For $i\in\mathbb{N}$, let $(X_i,T_i)$ be the countable complement topology on $\mathbb{R}$. Let $(X,T)$ be the product topology (not box product).
Is $(X,T)$ Lindelöf? That is, does every open cover have a countable sub-cover?
I know it is Lindelöf in the case of the product of two countable complement topologies.
Let $Y$ denote $\Bbb R$ with the co-countable topology. Note first that $Y$ is not just Lindelöf, but hereditarily Lindelöf. In fact, for each $n\in\Bbb Z^+$ the product $Y^n$ is hereditarily Lindelöf.

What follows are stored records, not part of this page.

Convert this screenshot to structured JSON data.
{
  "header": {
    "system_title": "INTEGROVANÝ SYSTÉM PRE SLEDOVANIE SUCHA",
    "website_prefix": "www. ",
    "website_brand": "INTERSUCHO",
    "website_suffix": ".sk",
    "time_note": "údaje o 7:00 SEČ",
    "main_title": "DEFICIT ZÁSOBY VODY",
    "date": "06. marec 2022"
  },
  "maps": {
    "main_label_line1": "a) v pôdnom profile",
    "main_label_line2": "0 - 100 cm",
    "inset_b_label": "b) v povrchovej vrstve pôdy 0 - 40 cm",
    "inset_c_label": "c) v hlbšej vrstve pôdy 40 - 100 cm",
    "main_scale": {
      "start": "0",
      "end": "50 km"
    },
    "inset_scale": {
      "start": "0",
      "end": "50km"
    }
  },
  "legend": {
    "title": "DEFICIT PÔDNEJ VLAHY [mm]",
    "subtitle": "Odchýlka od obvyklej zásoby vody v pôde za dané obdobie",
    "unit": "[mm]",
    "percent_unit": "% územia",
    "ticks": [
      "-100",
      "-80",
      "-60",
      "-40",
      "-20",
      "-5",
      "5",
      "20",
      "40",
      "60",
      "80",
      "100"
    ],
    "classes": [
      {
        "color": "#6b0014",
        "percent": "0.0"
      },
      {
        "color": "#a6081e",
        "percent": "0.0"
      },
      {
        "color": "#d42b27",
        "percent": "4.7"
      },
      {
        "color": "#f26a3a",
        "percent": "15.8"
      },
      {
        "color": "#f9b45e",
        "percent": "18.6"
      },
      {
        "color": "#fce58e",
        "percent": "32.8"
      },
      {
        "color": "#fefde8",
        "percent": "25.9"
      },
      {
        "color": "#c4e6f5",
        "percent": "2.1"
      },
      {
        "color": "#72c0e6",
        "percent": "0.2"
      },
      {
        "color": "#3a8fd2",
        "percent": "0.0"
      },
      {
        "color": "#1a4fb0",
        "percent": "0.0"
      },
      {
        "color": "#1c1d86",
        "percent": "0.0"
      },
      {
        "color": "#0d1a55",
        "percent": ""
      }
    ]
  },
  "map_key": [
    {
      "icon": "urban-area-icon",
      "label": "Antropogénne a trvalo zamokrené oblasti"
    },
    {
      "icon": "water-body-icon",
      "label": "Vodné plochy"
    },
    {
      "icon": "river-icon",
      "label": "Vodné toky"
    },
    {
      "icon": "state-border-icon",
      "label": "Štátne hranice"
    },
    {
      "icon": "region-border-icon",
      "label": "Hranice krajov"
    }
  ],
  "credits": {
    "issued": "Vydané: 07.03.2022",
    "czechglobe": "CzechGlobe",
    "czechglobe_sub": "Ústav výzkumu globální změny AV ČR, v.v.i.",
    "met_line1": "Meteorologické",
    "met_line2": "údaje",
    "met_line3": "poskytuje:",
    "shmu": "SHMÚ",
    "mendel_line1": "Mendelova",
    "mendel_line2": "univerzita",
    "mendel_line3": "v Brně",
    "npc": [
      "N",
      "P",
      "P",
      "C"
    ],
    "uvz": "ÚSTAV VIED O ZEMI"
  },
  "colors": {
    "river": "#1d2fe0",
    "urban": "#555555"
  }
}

Now let $X=\prod_{n\in\Bbb N}Y$, and for each $n\in\omega$ let $\pi_n:X\to Y$ be the projection map. Let $\mathscr{B}$ be the usual base for the product topology: each $B\in\mathscr{B}$ is a product $\prod_{n\in\Bbb N}U_n$, where $Y\setminus U_n$ is countable for each $n\in\Bbb N$, and $\pi_n[B]=U_n=Y$ for all but finitely many $n\in\Bbb N$. For $n\in\Bbb N$ let
$$\mathscr{B}_n=\{B\in\mathscr{B}:\pi_k[B]=Y\text{ for all }k\ge n\}\;;$$
$\mathscr{B}=\bigcup_{n\in\omega}\mathscr{B}_n$.
Now let $\mathscr{U}$ be an open cover of $X$; without loss of generality we may assume that $\mathscr{U}\subseteq\mathscr{B}$. For $n\in\Bbb N$ let $\mathscr{U}_n=\mathscr{U}\cap\mathscr{B}_n$. For $U\in\mathscr{U}_n$ let
$$\widehat U=\prod_{k<n}\pi_k[U]\;;$$
$U$ has the form $\widehat U\times\prod_{k\ge n}Y$, where $\widehat U$ is an open subset of $Y^n$. Let $\mathscr{V}_n=\{\widehat U:U\in\mathscr{U}_n\}$; $\mathscr{V}_n$ is an open cover of the subset $\bigcup\mathscr{V}_n$ of $Y^n$, and $\mathscr{U}_n$ covers $\left(\bigcup\mathscr{V}_n\right)\times\prod_{k\ge n}Y$. $Y^n$ is hereditarily Lindelöf, so some countable $\mathscr{W}_n\subseteq\mathscr{V}_n$ covers $\bigcup\mathscr{V}_n$. Let
$$\mathscr{U}_n'=\left\{W\times\prod_{k\ge n}Y:W\in\mathscr{W}_n\right\}\;;$$
$\mathscr{U}_n'$ is a countable subset of $\mathscr{U}_n$, and $\bigcup\mathscr{U}_n'=\bigcup\mathscr{U}_n$. Finally, let $\mathscr{U}'=\bigcup_{n\in\Bbb N}\mathscr{U}_n'$; then $\mathscr{U}'$ is the desired countable subcover of $\mathscr{U}$.